# PC-Spiele 60hz cap



## GTX780SLI (19. Juli 2020)

Hallo, 
habe seit kurzem einen 120hz Monitor und bin auch echt begeistert davon.
Leider musste ich feststellen, dass manche Spiele nicht mehr als 60hz darstellen. 
Es wird zwar angezeigt, dass das Spiel mit 160fps läuft, aber die Animationen sind immer noch in max. 60hz (z.B bei WatchDogs 1).
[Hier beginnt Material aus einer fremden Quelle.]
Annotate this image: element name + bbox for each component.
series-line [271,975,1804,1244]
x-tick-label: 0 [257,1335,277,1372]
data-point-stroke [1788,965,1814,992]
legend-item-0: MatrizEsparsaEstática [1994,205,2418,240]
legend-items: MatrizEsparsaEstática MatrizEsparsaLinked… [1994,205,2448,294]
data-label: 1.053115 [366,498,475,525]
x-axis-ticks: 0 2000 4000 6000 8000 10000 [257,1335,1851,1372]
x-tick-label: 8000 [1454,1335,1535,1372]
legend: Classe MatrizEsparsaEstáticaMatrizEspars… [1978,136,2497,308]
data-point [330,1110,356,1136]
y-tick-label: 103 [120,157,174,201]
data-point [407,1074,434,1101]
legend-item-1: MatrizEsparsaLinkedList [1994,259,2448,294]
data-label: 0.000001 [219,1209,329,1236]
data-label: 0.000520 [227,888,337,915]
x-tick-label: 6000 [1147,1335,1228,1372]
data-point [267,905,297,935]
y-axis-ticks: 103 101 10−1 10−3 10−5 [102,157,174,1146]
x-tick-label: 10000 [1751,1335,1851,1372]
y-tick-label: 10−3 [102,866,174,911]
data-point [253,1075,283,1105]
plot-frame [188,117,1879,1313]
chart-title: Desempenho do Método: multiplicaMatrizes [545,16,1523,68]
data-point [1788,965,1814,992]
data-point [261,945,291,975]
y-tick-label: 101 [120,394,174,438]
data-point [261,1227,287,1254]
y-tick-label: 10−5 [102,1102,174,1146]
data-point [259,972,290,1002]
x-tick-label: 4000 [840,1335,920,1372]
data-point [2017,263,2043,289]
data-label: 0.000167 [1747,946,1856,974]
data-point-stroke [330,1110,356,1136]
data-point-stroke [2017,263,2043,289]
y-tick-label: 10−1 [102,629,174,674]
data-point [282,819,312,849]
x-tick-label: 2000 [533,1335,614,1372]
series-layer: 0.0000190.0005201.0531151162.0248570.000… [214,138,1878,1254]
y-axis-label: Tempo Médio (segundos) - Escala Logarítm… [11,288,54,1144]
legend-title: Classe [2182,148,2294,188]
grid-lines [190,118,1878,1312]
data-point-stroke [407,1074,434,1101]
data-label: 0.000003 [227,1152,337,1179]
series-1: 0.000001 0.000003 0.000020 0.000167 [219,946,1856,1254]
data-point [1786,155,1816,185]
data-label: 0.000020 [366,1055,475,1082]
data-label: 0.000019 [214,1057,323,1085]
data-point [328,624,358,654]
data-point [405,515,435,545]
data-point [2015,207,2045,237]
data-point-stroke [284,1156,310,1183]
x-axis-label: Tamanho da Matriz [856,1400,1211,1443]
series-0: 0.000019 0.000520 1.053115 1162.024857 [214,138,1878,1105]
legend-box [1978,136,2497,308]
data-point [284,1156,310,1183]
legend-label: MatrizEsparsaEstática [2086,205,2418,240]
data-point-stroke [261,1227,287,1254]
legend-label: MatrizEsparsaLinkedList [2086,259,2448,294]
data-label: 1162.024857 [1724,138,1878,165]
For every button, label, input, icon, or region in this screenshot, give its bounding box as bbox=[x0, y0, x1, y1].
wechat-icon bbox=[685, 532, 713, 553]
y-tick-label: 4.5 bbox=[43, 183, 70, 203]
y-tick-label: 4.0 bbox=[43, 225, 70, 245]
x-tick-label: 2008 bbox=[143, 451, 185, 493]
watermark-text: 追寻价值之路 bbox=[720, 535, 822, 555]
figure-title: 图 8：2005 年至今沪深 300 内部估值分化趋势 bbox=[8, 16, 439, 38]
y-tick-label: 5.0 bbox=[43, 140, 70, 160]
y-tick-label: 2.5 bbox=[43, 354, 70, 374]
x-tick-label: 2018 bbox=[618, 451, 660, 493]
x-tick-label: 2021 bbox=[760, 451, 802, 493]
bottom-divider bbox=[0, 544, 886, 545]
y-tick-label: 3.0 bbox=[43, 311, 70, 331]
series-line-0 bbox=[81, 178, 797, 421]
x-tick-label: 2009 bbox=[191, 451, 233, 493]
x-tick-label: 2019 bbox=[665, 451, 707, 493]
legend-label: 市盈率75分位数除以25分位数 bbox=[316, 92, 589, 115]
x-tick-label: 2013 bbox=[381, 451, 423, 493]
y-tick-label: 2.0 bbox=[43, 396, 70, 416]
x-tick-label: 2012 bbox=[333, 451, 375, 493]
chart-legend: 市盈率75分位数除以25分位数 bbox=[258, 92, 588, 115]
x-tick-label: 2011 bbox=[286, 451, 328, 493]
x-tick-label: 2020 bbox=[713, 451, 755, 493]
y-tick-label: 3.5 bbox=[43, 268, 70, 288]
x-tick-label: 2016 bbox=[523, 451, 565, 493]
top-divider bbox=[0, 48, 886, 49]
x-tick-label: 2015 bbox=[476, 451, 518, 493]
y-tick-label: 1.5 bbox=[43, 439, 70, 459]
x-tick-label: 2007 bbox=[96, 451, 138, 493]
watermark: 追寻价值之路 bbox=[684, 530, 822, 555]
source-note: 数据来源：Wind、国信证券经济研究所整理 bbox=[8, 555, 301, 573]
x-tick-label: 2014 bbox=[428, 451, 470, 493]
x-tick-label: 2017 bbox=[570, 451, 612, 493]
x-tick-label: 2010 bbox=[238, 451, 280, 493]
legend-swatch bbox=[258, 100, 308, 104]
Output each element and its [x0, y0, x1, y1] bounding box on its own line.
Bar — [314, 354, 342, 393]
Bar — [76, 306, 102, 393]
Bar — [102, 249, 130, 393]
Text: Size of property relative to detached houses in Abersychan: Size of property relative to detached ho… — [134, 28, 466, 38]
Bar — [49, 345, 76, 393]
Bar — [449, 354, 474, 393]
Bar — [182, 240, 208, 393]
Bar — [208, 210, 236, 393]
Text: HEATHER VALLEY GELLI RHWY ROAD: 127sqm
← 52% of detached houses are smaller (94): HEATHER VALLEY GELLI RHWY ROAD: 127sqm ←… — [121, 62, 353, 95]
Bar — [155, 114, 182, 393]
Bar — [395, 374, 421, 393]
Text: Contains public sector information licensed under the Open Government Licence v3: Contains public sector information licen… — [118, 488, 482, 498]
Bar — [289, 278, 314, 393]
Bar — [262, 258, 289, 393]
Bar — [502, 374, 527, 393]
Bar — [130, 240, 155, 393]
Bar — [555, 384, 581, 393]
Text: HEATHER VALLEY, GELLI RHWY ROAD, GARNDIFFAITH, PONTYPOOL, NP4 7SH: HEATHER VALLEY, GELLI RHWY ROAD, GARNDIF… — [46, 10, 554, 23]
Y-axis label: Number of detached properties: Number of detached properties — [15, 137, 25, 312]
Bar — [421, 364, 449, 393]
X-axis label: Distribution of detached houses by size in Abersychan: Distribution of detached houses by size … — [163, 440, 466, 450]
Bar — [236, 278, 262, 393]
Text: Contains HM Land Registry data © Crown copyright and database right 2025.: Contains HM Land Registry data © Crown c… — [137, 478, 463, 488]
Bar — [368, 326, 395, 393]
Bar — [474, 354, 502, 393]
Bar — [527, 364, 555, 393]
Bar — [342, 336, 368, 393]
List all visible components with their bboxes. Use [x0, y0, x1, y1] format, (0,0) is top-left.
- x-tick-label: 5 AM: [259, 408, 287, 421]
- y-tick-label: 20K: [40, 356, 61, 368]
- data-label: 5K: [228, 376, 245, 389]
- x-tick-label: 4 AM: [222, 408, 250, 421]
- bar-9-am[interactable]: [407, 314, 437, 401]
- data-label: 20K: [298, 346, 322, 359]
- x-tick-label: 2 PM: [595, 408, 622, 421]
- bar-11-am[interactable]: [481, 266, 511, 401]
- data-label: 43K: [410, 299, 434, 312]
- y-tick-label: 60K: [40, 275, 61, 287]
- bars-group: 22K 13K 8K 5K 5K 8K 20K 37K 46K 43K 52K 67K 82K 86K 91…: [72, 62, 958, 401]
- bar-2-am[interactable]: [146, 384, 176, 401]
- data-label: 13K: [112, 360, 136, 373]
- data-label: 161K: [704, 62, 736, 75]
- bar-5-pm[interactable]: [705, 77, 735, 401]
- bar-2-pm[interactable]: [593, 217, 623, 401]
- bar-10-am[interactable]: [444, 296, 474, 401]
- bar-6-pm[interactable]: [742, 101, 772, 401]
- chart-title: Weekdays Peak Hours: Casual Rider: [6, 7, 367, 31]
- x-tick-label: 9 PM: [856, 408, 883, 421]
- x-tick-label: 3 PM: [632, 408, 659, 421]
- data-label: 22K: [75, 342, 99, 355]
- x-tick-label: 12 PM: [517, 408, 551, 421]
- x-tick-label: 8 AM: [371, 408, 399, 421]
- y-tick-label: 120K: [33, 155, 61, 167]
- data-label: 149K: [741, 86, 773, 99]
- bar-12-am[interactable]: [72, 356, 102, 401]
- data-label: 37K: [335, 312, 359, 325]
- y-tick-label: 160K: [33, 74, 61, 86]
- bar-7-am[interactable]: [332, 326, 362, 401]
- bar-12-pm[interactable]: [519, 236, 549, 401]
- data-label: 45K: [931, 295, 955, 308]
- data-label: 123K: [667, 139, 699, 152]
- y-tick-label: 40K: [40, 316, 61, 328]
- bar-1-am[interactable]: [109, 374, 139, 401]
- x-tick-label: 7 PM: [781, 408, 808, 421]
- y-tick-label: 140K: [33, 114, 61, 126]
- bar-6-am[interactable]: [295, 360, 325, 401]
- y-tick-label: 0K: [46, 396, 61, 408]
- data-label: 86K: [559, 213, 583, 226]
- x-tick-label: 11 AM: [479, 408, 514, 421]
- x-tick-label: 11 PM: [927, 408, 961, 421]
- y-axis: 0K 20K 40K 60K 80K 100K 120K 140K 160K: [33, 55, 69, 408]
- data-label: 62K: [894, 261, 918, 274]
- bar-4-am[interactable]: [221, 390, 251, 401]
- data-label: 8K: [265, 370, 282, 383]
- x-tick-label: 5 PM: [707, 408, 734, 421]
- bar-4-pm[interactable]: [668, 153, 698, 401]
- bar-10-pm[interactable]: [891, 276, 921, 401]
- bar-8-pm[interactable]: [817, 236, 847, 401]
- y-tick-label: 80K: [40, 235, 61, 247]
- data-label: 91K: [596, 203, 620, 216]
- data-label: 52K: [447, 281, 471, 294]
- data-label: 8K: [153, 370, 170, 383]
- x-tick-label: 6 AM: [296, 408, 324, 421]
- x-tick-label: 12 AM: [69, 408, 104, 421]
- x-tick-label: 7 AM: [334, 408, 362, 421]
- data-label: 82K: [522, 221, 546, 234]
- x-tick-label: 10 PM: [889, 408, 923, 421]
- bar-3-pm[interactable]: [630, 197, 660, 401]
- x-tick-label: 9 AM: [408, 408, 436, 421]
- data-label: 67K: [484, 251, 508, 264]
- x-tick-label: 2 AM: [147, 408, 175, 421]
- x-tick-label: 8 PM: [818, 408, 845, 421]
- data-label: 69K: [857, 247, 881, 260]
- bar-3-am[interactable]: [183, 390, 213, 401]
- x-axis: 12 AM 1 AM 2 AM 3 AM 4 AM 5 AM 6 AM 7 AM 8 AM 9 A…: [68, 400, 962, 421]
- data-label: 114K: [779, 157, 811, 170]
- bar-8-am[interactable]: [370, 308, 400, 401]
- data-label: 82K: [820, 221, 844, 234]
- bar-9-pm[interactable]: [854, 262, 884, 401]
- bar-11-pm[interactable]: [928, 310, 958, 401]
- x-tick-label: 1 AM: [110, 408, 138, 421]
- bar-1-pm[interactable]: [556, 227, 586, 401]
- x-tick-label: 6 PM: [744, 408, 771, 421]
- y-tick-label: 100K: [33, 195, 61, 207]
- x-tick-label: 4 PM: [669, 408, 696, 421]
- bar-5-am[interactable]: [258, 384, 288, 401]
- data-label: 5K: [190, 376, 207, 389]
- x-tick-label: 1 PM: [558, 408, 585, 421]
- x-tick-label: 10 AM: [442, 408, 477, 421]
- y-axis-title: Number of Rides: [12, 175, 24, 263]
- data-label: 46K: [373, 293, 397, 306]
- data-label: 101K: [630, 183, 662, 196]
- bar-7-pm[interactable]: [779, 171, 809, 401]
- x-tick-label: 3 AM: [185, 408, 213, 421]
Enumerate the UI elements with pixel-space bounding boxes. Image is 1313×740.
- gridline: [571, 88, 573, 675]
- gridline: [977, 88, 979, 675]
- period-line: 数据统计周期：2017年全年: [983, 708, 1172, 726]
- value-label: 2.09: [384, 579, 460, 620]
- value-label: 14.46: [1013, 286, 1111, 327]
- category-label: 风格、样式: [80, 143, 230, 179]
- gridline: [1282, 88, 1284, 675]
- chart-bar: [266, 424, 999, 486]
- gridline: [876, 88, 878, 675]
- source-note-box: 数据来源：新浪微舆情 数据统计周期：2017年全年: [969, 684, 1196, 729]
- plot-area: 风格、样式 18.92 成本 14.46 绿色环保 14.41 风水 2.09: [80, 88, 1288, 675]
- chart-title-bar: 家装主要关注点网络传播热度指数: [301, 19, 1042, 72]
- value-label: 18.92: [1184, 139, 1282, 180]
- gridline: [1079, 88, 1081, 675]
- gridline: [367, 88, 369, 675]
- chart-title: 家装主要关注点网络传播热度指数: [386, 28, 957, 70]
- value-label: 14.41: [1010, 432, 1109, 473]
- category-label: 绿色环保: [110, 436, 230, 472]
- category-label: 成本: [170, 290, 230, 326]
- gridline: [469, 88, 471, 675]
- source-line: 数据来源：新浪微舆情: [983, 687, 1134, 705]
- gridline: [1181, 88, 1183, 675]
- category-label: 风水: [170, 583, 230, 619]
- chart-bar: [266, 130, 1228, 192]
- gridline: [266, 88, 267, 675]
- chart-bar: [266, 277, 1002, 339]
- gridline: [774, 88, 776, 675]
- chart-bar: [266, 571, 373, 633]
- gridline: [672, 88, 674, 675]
Das merkt man ganz deutlich.
Habe noch nicht viele Spiele ausprobiert und hoffe das Watch Dogs da echt ne Ausnahme ist.
In CS:GO z.B. ist der ganze Spielfluss in 120hz möglich. Alles butterweich.

Gibt es irgendwo eine Liste wo ich sehen kann welche Spiele 120hz kompatibel sind?
Gibt es eventuell Hacks womit man die Frametime in jedem Spiel anpassen kann?


----------



## HisN (19. Juli 2020)

Die die Animation von Spielelementen nicht mit der gleichen Framerate läuft, wie der ganze Rest wird Dir öfter unterkommen. Teilweise haben die Games sogar Regler dafür (Hintergrund-FPS).
Aber ich glaube nicht, dass es dafür eine "Liste" gibt, besonders nicht mit diesem Kriterium, denn das Spiel an sich läuft ja auf 120 FPS. Blos nicht alle Teile^^


----------



## eclipso (19. Juli 2020)

Soweit ich weiß hat das Spiel Standard keinen Framelock. Du kannst das Stuttering unter WD1 mit MaxPrerenderedFrames und MaxDriverBufferedFrames anpassen. Zu finden unter Documents\My Games\Watch_Dogs\folder\GamerProfile.xml.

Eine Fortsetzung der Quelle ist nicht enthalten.